Hepimiz için zorlu geçen bir yılın ardından tiyatro sezonunu kapattık. Devam eden turneler ve birkaç özel tiyatro dışında perdeler Ekim’de yeniden açılacak…
Sürekli patlayan bombaların ve katliamların gölgesinde bir tiyatro sezonu geçirdik. Sadece biz tiyatrocular için değil, tüm kültür-sanat emekçileri ve genel olarak toplumca zorlu bir yılı geride bırakıyoruz – ve ne yazık ki o zorlu süreç aslında hâlâ devam etmekte…
Bir yandan da dünyaya baktığımızda aslında yeryüzünün her yerinde benzer acıların ve katliamların yaşandığını görmek de tuhaf geliyor… Topyekûn bir cinnet hâli hakim her yerde…
Farklılıklar, yaşamın içinde bütünü oluşturan harika renklerlerdir. Fakat kötücül sabit fikirliler için yok edilmesi gereken ve haklarında katliam fermanları ilân edilen “zararlı” unsurlara dönüştürülmek isteniyor ne yazık ki…
“Benden olan-olmayan” gibi saçma, bencil ve cahilce bir ayrımın peşinden koşan binlerce insanın varlığı çok acı… İnsanın kibri, başkaları üzerinde tahakküm kurma hakkını kendilerinde görmelerini sağlar oldu… Hattâ bu kibir, tahakküm kurmaktan çok öteye gidiyor ve başka insanların varoluşlarının kendi ellerinde olduğuna ikna ediyor birçoklarını…
Yaşadığımız (ve yaşamakta olduğumuz) bu yıla dönüp baktığımızda korkunun, tedirginliklerin, ayrışmaların ve öfkenin ne kadar da yayıldığını görüyoruz – şanslı olup da hayatta kalabilenler arasında…
Dilimizden düşürmediğimiz cümlelerimiz var bizim: Sanat birleştirir, bütünleştirir, iyileştirir… Bir arada olabilmek kendimizi yalnız hissetmemizi engeller ve ne kadar güçlü olduğumuzu hatırlatır bizlere… Yaşanan her katliam sonrası tüm kültür-sanat etkinliklerinin iptal edilmek istenmesi, insanların kendilerini aciz hissetmelerine de yol açar. Kültür-sanat etkinlikleri sadece birer eğlence etkinliği değildir! Yaşanmakta olan şimdiki zamanda toplumun bir arada durabilmesi için bir tutkal görevi de görmektedir aynı zamanda.

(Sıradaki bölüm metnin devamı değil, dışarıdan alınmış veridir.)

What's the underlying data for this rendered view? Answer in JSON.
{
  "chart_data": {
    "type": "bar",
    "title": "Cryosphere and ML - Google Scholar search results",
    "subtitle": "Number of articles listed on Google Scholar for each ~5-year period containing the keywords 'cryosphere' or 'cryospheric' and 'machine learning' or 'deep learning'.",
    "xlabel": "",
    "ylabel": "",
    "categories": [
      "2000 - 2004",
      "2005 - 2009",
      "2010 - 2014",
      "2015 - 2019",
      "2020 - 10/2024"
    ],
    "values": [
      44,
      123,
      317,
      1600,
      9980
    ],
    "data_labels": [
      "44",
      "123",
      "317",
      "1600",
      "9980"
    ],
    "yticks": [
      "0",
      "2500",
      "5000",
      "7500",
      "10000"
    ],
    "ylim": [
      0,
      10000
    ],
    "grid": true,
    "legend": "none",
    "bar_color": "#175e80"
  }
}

Bunun en güzel örneklerinden biri, bizim için, sezon sonunda 6 Haziran’da Emek Sahnesi, Tiyatro D22 ve Tiyatro(Hâl)’in ortaklaşa yaptığı #OrtayaKarışık konseri oldu. Pek çok tiyatrocunun bir araya gelerek sahneye çıktığı bu konser gecesi dayanışmanın en güzel örneklerinden biriydi. Bunun yanı sıra seyircilerin mutluluğu da görülmeye değerdi. Çünkü aslında hepimizin ne kadar çok ihtiyacı varmış bir arada olmaya ve güzel zaman geçirmeye… Yaşanan tüm kötü ve olumsuz duyguları bir kenara koyarak mutluluğun birleştirici bir gücü olduğunu yeniden hatırladık hep beraber. Sezonun tamamının aksine, umut dolu bir şekilde yeni sezonu karşılamaya karar verdik adeta…
Hafızalarımızı sürekli taze tutmak zorundayız; aksi takdirde mutsuzluğun, öfkenin ve çaresizliğin girdabında boğuluruz. Bunun için de bir arada olmaktan vazgeçmemeliyiz. Tek başımızayken korkuyorsak, omzumuzda bir el hissettiğimizde korkumuzun paylaştıkça azaldığını ve yerini giderek büyüyen bir umuda çevirdiğini hepimiz en az bir kez yaşamışızdır. Birimiz unutmazsak, bir diğerimizin de unutmasına engel oluruz. Bu yüzdendir ki birlikte çok güzeliz ve daha da güzelleşeceğiz…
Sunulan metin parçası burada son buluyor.